Commonwealth, Cabinet for Health and Fam. Servs. v. R.C.
Case No. 2022-CA-0921-ME
Barren Circuit Court
Decided by Acree, Combs, and Eckerle
Opinion by Eckerle
Date Rendered: February 17, 2023
Issue: Whether party may be sanctioned after it has cured contemptuous behavior.
As part of a dependency, neglect, and abuse action, the Circuit Court ordered, in relevant part:
1.) In light of this child’s sibling being returned to the mother’s home for a “trial home visit” by the North Dakota Court until February 2022; the above child shall also be allowed to return to North Dakota for a trial home visit with her mother. Effective immediately the child shall be sent to her mother in North Dakota on a trial home visit. CHFS Muse shall arrange such trial return to North Dakota.
2.) CHFS shall engage any specialty services available to assist with return of a possible child victim of trafficking.
. . .
3.) This court anticipates returning custody to the mother and closing this action on February 8, 2022[,] to allow North Dakota to resume personal jurisdiction over the child.
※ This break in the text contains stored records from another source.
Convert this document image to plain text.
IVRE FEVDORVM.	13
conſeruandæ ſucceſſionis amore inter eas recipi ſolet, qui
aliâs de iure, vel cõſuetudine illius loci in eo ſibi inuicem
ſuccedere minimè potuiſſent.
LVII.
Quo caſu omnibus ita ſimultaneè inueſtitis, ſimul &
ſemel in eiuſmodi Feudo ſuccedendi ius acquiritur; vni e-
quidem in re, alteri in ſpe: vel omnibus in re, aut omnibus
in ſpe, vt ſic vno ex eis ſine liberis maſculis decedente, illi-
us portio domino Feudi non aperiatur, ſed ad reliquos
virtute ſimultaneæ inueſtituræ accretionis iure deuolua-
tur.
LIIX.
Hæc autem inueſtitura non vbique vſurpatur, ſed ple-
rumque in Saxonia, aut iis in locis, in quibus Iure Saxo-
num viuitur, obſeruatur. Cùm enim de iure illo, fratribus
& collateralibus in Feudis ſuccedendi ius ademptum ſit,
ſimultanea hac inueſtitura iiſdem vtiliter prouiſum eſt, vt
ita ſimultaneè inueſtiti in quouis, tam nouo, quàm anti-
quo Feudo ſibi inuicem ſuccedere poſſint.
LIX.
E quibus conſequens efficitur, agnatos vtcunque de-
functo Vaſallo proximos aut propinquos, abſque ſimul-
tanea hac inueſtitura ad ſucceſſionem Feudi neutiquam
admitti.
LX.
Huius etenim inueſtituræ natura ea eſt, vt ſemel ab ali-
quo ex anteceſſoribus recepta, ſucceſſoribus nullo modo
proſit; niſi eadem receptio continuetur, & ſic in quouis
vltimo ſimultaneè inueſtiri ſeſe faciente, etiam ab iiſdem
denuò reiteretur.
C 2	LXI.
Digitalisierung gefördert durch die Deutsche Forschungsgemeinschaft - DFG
Any party seeking relief from this order shall schedule and file an appropriate motion within ten days.
Subsequently, Mother’s counsel moved to hold the Cabinet in contempt for failure to comply with the order, noting that no attempts had been made to comply with the order. During a hearing, several Cabinet workers and supervisors testified, and laid blame on the local Cabinet workers as to why there had been no compliance. The Circuit Court later ordered the Cabinet to produce emails regarding compliance. Then, the Circuit Court found that several of the witnesses committed perjury as to the reason for noncompliance, finding that the Cabinet supervisors directed the Cabinet workers not to comply with the order. The Circuit Court found the Cabinet in contempt and ordered it to pay attorney’s fees to Mother’s counsel and the guardian ad litem for the additional work they were required to do to obtain compliance with the order. The Cabinet appealed.
The Cabinet argued that the Circuit Court imposed criminal contempt sanctions on it because they were not subject to purgation and that the Circuit Court was not authorized to hold it in contempt because it had complied with the order by the time the contempt was imposed. The Court of Appeals disagreed. It held that compensatory penalties are within the scope of civil contempt, where one purpose of civil contempt is to compensate for the losses the noncompliance occasioned. The Court of Appeals also held that the Cabinet willfully disobeyed the Circuit Court’s order and determined that its findings of contempt were not an abuse of discretion.